May I ask why do you need multiplication and division in a 6502 program? Most games can get away without them, even when more complex physics is involved. Sometimes you can make do with approximations, so you can use smaller look-up tables and faster code. The only reason I'm using multiplication is because I'm working on a raycaster, which involves trigonometry, but even then I try to use look-up tables as much as possible to avoid/simplify the real-time math.
Because I want my game to have score multipliers/score dividers.
Hmm, if you're just updating a score, you could spread repeated addition or subtraction over multiple frames perhaps, if you don't want to go the lookup table route. That's assuming you have some kind of action game. If it's a puzzle game or rpg where speed is not at a premium I'd probably just use repeated addition/subtraction (all at once rather than spread out)
So I guess that speed isn't such a big concern then, since you'll most likely not be doing several of these operations every frame. In this case, I recommend straightforward shift-and-add and shift-and-subtract routines, which are more than efficient enough to be used every once in a while, instead of large look-up tables and obscure logic.
rainwarrior wrote:

If you add DEY to the start of the subroutine you can drop the CLC inside the loop. Saves <=14 cycles.

I think.

Also, unrolling that loop saves like ~40 cycles at the cost of ~50 bytes. Well worth it, IMO. 50 bytes is nothing.
pubby wrote:
If you add DEY to the start of the subroutine you can drop the CLC inside the loop. Saves <=14 cycles.

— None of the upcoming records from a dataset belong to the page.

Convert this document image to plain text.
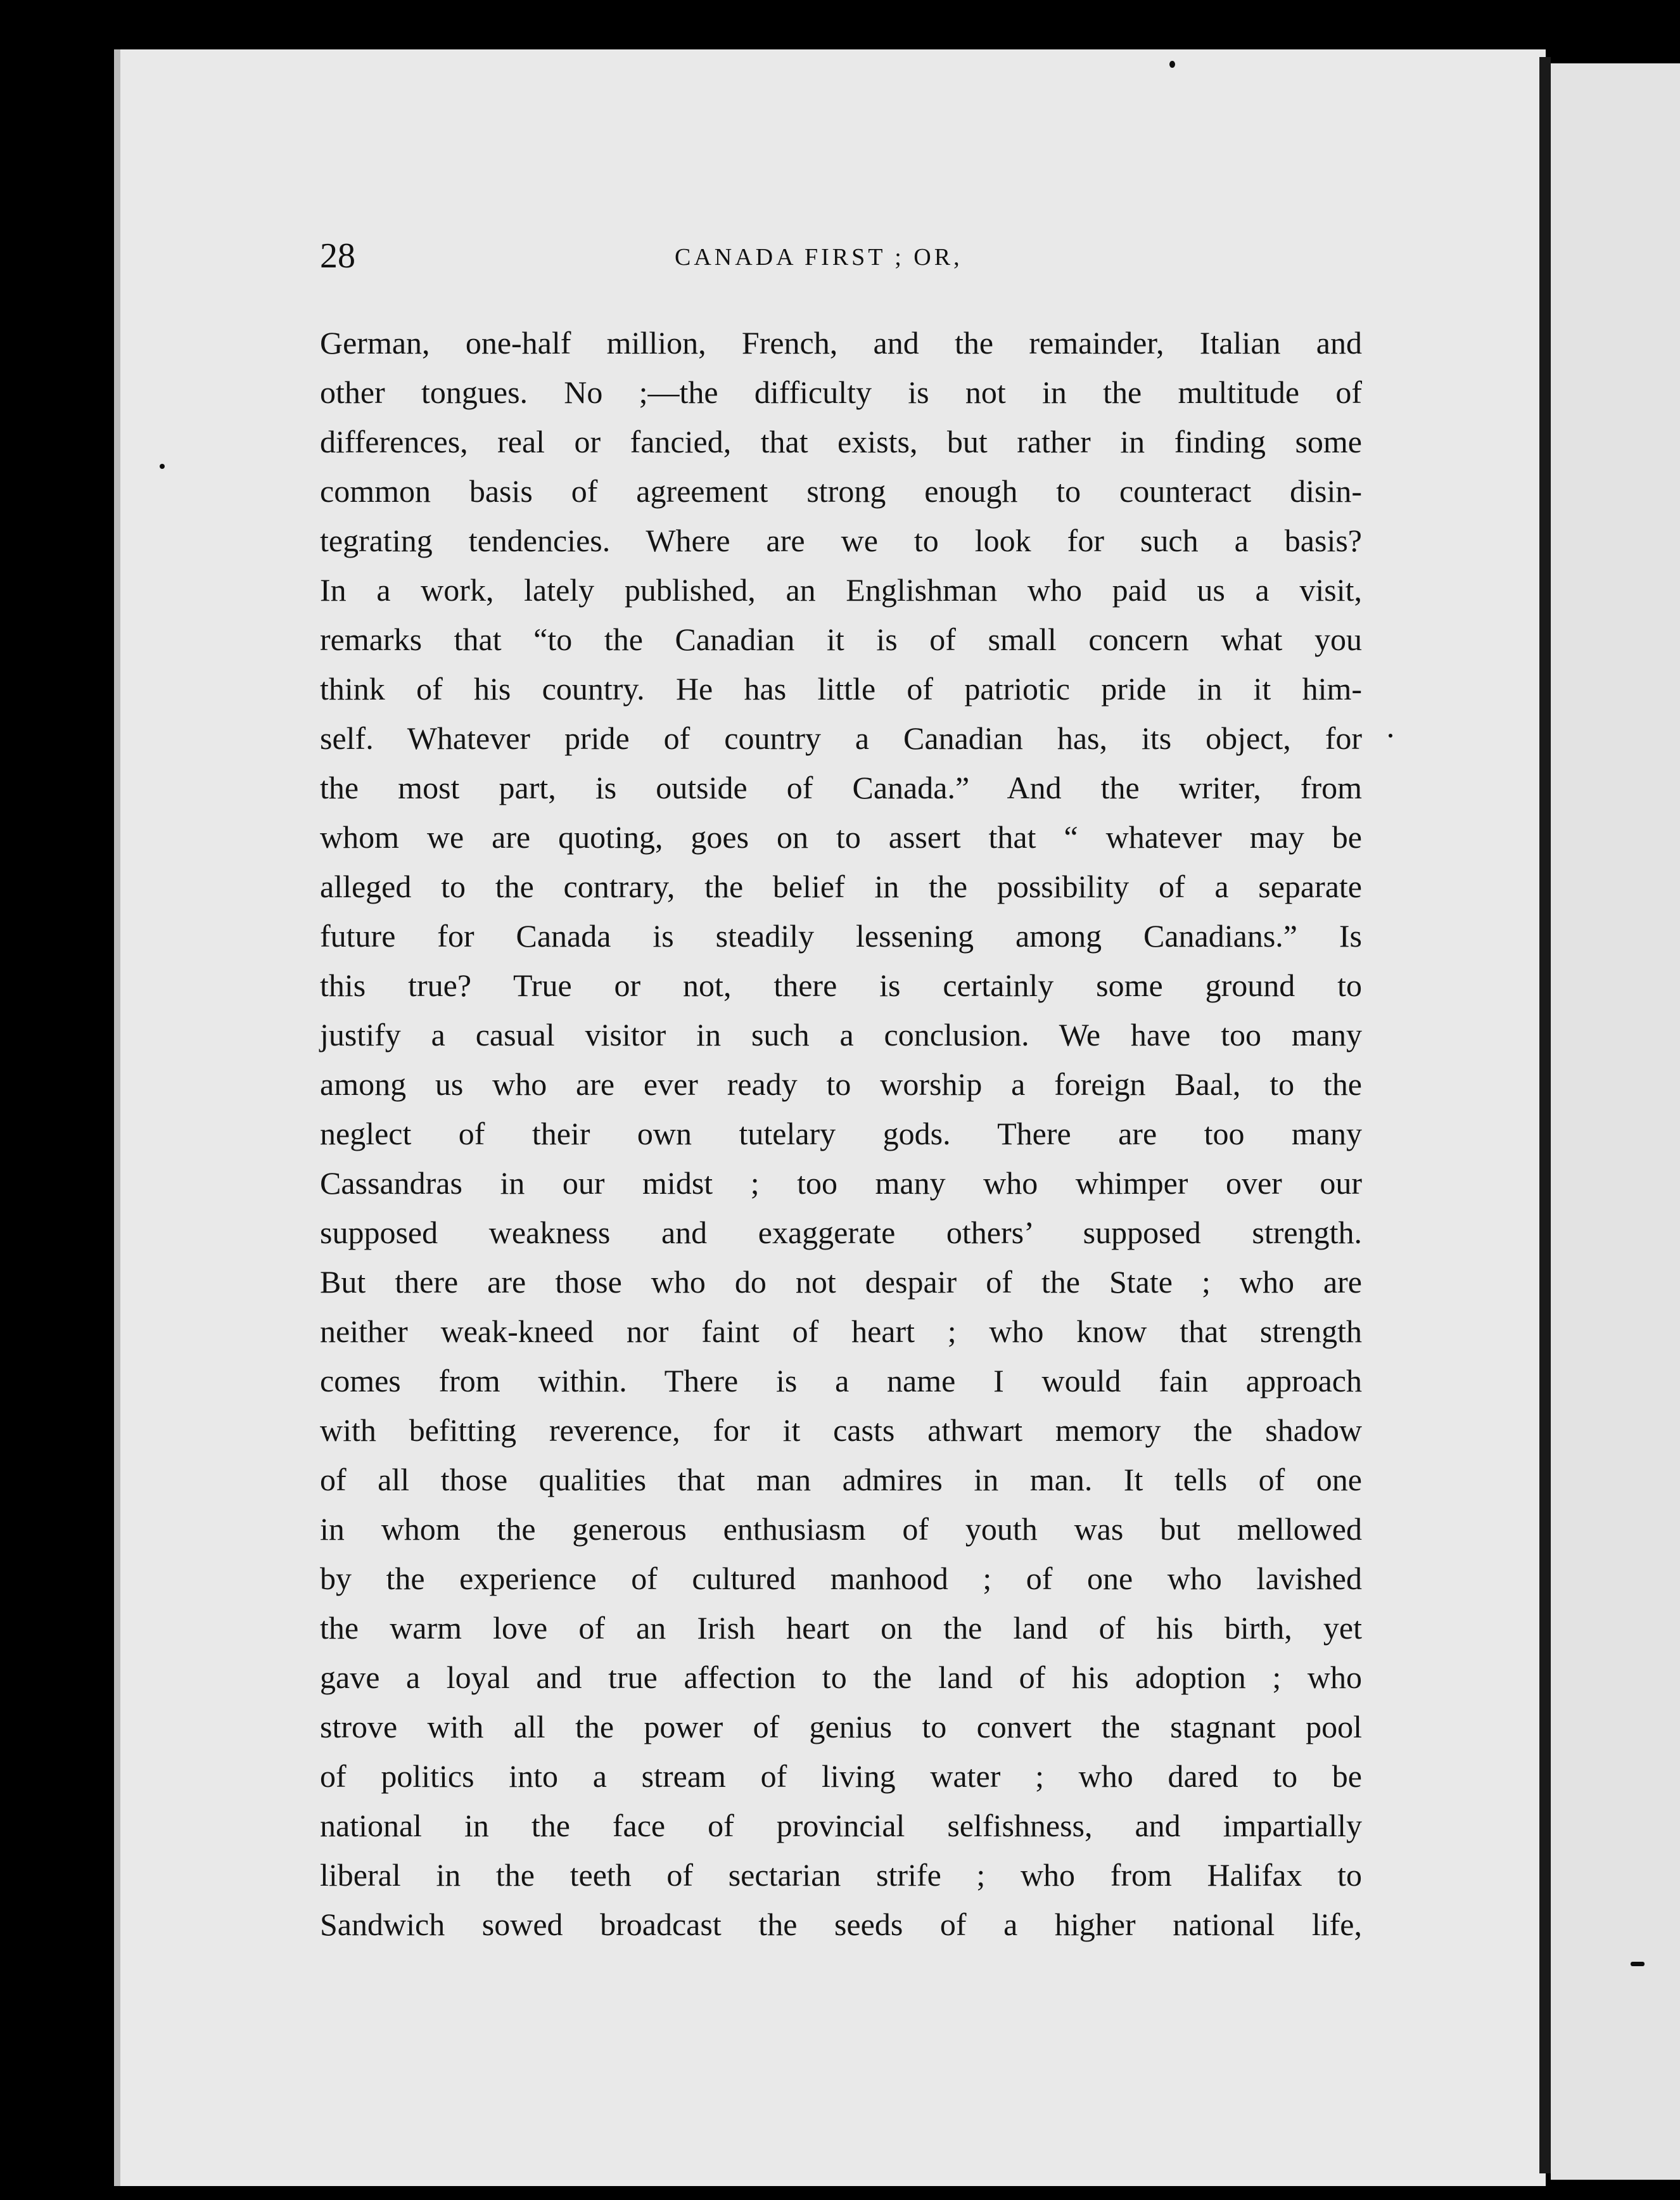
28	CANADA FIRST ; OR,
German, one-half million, French, and the remainder, Italian and
other tongues. No ;—the difficulty is not in the multitude of
differences, real or fancied, that exists, but rather in finding some
common basis of agreement strong enough to counteract disin-
tegrating tendencies. Where are we to look for such a basis?
In a work, lately published, an Englishman who paid us a visit,
remarks that “to the Canadian it is of small concern what you
think of his country. He has little of patriotic pride in it him-
self. Whatever pride of country a Canadian has, its object, for
the most part, is outside of Canada.” And the writer, from
whom we are quoting, goes on to assert that “ whatever may be
alleged to the contrary, the belief in the possibility of a separate
future for Canada is steadily lessening among Canadians.” Is
this true? True or not, there is certainly some ground to
justify a casual visitor in such a conclusion. We have too many
among us who are ever ready to worship a foreign Baal, to the
neglect of their own tutelary gods. There are too many
Cassandras in our midst ; too many who whimper over our
supposed weakness and exaggerate others’ supposed strength.
But there are those who do not despair of the State ; who are
neither weak-kneed nor faint of heart ; who know that strength
comes from within. There is a name I would fain approach
with befitting reverence, for it casts athwart memory the shadow
of all those qualities that man admires in man. It tells of one
in whom the generous enthusiasm of youth was but mellowed
by the experience of cultured manhood ; of one who lavished
the warm love of an Irish heart on the land of his birth, yet
gave a loyal and true affection to the land of his adoption ; who
strove with all the power of genius to convert the stagnant pool
of politics into a stream of living water ; who dared to be
national in the face of provincial selfishness, and impartially
liberal in the teeth of sectarian strife ; who from Halifax to
Sandwich sowed broadcast the seeds of a higher national life,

I think that's valid, yeah.

It would probably need a check for 0 before the DEY, which I guess would add 6 more cycles, so the difference is from -4 to 10 cycles? Though you also get a very quick Y=0 case in the bargain.

Edit: or wait, never mind, 255 + carry is going to be 0 anyway. I guess you don't actually need to check at all. So, 0 to 14 cycles, yeah.

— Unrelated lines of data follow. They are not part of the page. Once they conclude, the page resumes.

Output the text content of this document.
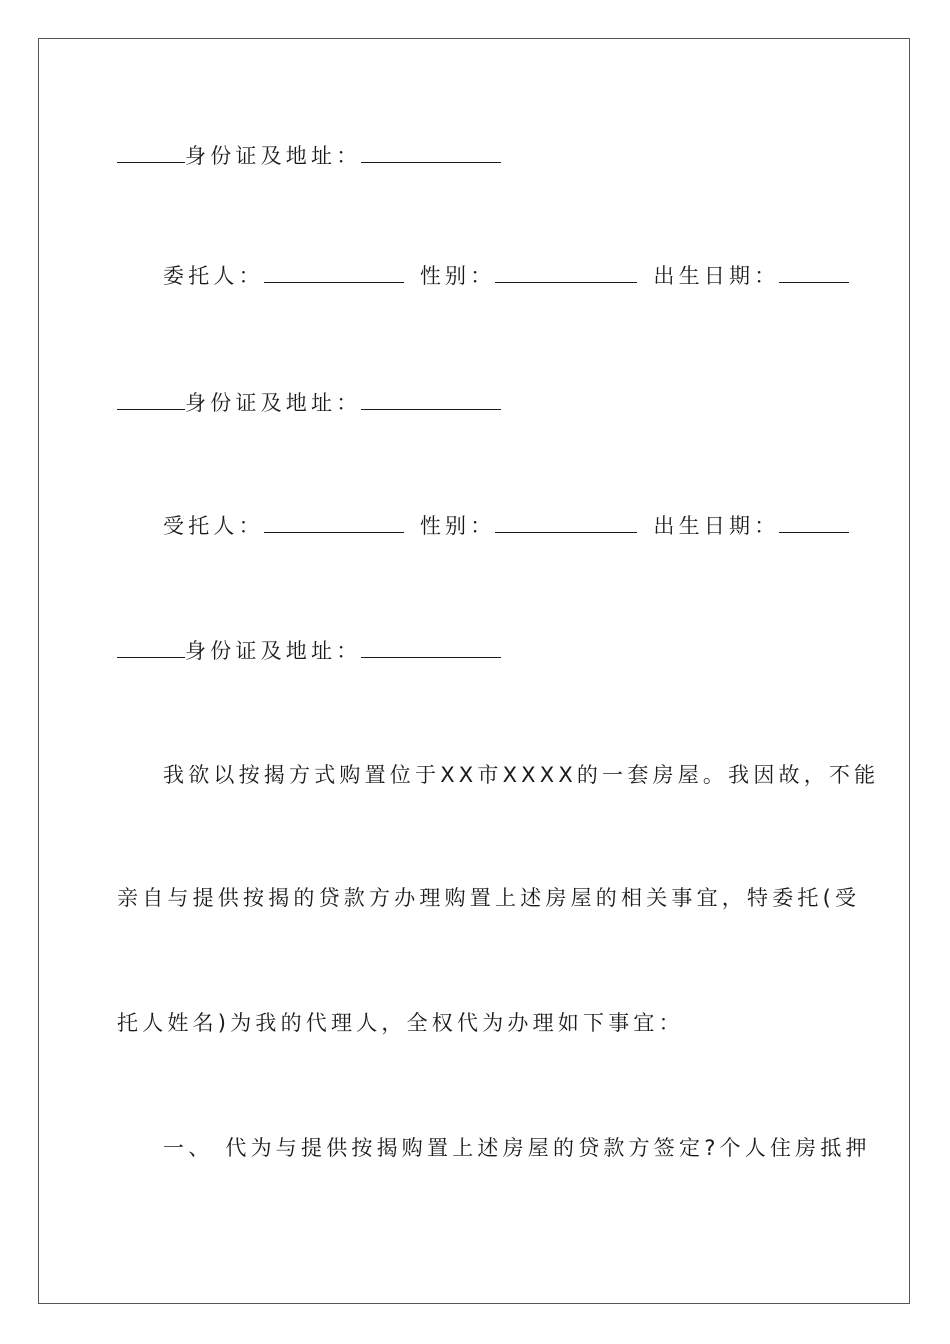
身份证及地址：
委托人：	性别：	出生日期：
身份证及地址：
受托人：	性别：	出生日期：
身份证及地址：
我欲以按揭方式购置位于XX市XXXX的一套房屋。我因故，不能
亲自与提供按揭的贷款方办理购置上述房屋的相关事宜，特委托(受
托人姓名)为我的代理人，全权代为办理如下事宜：
一、 代为与提供按揭购置上述房屋的贷款方签定?个人住房抵押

I guess cc65's umul8x8r16 is actually the same as tepples' algorithm, just with slightly less parsimonious return value storage:
https://github.com/cc65/cc65/blob/master/libsrc/runtime/umul8x8r16.s
Haven't checked if it's better than the ones on the wiki, but here's another player from atariage: http://atariage.com/forums/topic/71120- ... /?p=896028

Not a new method, just different code.
Kasumi wrote:
Haven't checked if it's better than the ones on the wiki, but here's another player from atariage: http://atariage.com/forums/topic/71120- ... /?p=896028

Not a new method, just different code.

It's equivalent to tepples' method with the (non-unrolling) optimization pubby suggested. Also it doesn't bother to initialize A and treats it as an extra "add" input.
rainwarrior wrote:
Edit: or wait, never mind, 255 + carry is going to be 0 anyway. I guess you don't actually need to check at all. So, 0 to 14 cycles, yeah.

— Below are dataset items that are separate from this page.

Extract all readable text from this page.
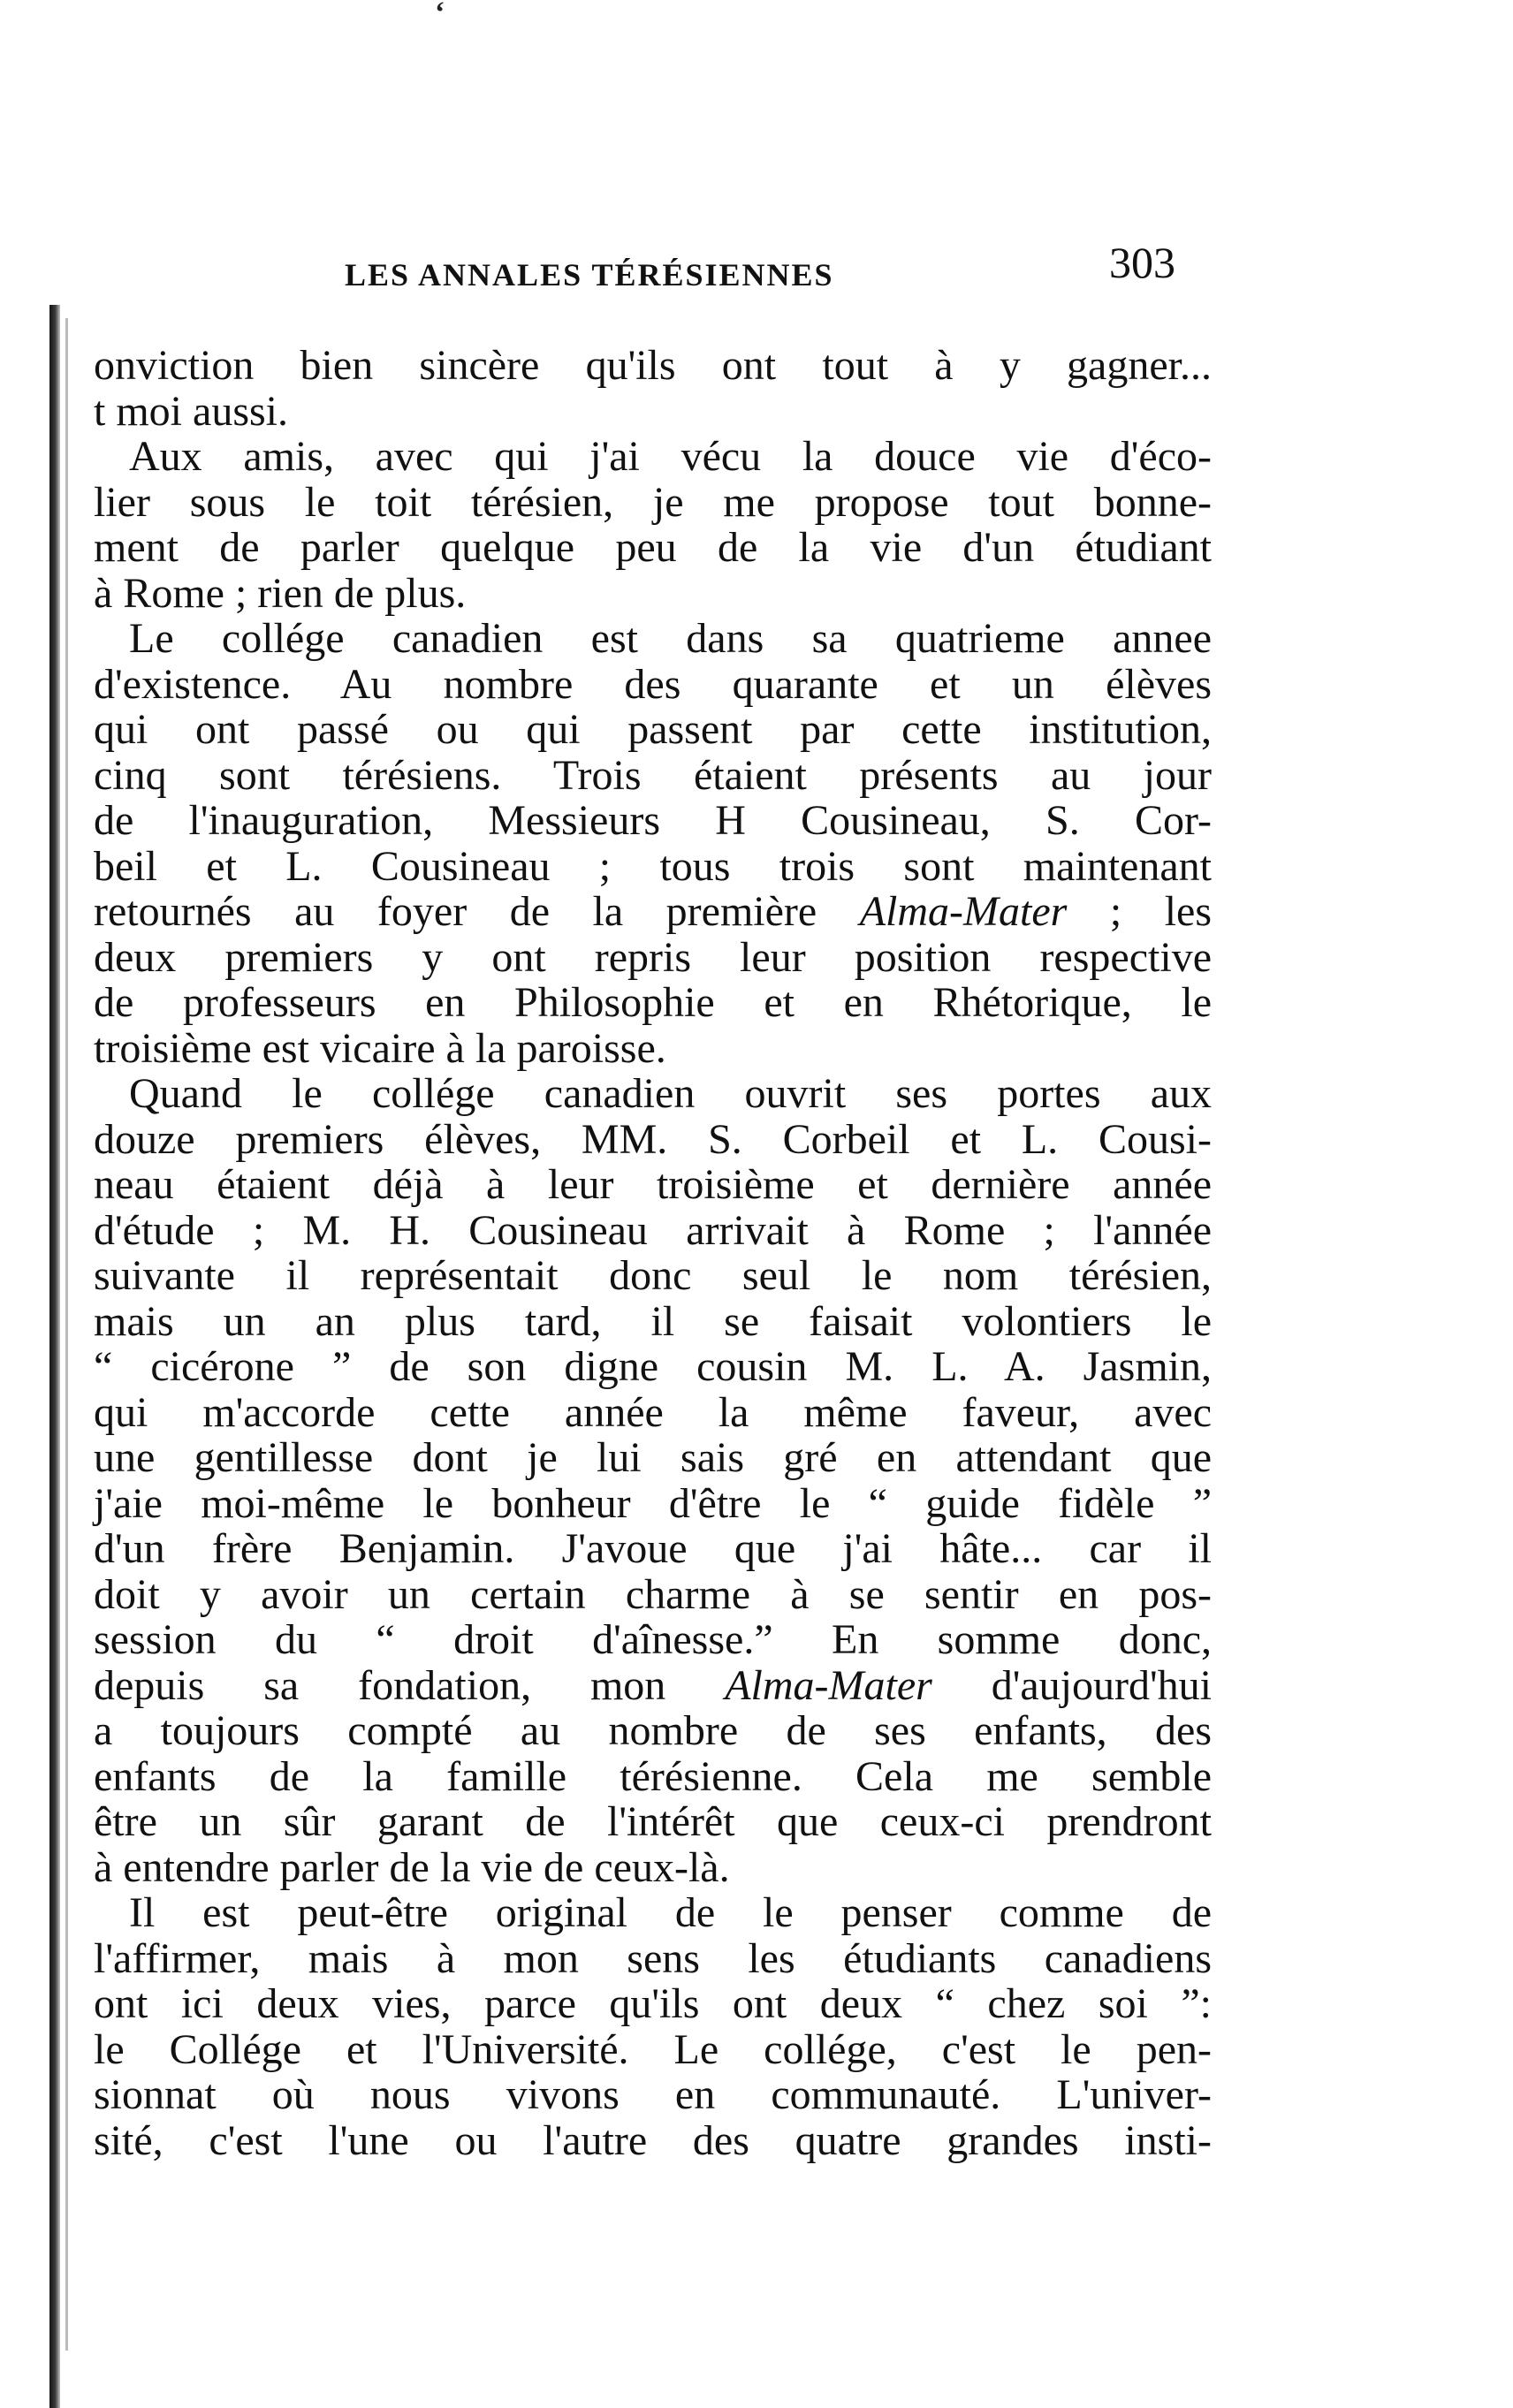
ʻ
LES ANNALES TÉRÉSIENNES	303
onviction bien sincère qu'ils ont tout à y gagner...
t moi aussi.
Aux amis, avec qui j'ai vécu la douce vie d'éco-
lier sous le toit térésien, je me propose tout bonne-
ment de parler quelque peu de la vie d'un étudiant
à Rome ; rien de plus.
Le collége canadien est dans sa quatrieme annee
d'existence. Au nombre des quarante et un élèves
qui ont passé ou qui passent par cette institution,
cinq sont térésiens. Trois étaient présents au jour
de l'inauguration, Messieurs H Cousineau, S. Cor-
beil et L. Cousineau ; tous trois sont maintenant
retournés au foyer de la première Alma-Mater ; les
deux premiers y ont repris leur position respective
de professeurs en Philosophie et en Rhétorique, le
troisième est vicaire à la paroisse.
Quand le collége canadien ouvrit ses portes aux
douze premiers élèves, MM. S. Corbeil et L. Cousi-
neau étaient déjà à leur troisième et dernière année
d'étude ; M. H. Cousineau arrivait à Rome ; l'année
suivante il représentait donc seul le nom térésien,
mais un an plus tard, il se faisait volontiers le
“ cicérone ” de son digne cousin M. L. A. Jasmin,
qui m'accorde cette année la même faveur, avec
une gentillesse dont je lui sais gré en attendant que
j'aie moi-même le bonheur d'être le “ guide fidèle ”
d'un frère Benjamin. J'avoue que j'ai hâte... car il
doit y avoir un certain charme à se sentir en pos-
session du “ droit d'aînesse.” En somme donc,
depuis sa fondation, mon Alma-Mater d'aujourd'hui
a toujours compté au nombre de ses enfants, des
enfants de la famille térésienne. Cela me semble
être un sûr garant de l'intérêt que ceux-ci prendront
à entendre parler de la vie de ceux-là.
Il est peut-être original de le penser comme de
l'affirmer, mais à mon sens les étudiants canadiens
ont ici deux vies, parce qu'ils ont deux “ chez soi ”:
le Collége et l'Université. Le collége, c'est le pen-
sionnat où nous vivons en communauté. L'univer-
sité, c'est l'une ou l'autre des quatre grandes insti-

prodlo will remain zero, but register A will end up non-zero. So checking for Y=0 is still necessary.
As long as something's to be multiplied/divided by a power of 2, doing this is the simplest way:

Code:
mult32:
asl
mult16:
asl
mult8:
asl
mult4:
asl
asl
rts

div32:
lsr
div16:
lsr
div8:
lsr
div4:
lsr
lsr
rts

Then jsr label

You can avoid the addtional 12 cycles that jsr and rts cost together by hardcoding it into your specific
function. If you can figure out a siginificant var or const to be a value so that the operation requires even fewer lsr/asl:s to get the desired value; even better.

Several integer and floating point math examples can be found at http://6502.org/source/ - i haven't looked them up but came across it when i was looking for a reference on how many cycles the above would take.
I made an interesting 8*8=8bit shift-add multiply routine in 15 bytes (over in Commodore 64 land). It shrinks down to 11 bytes if you initialize .A yourself, for the added portion of a multiply-accumulate.

The "interesting" part is that It exits early whenever the right-shifting multiplier reaches zero, which is fundamentally faster than performing all the iterations for the bit width if one of your values is small. I also extended it to 8*8=16bit which can also function as 16*8=16bit, still performing the early exit. There's plenty of other multiplication & division algorithms under the math section in there as well, though I think all the other primary mult techniques have been covered here so far.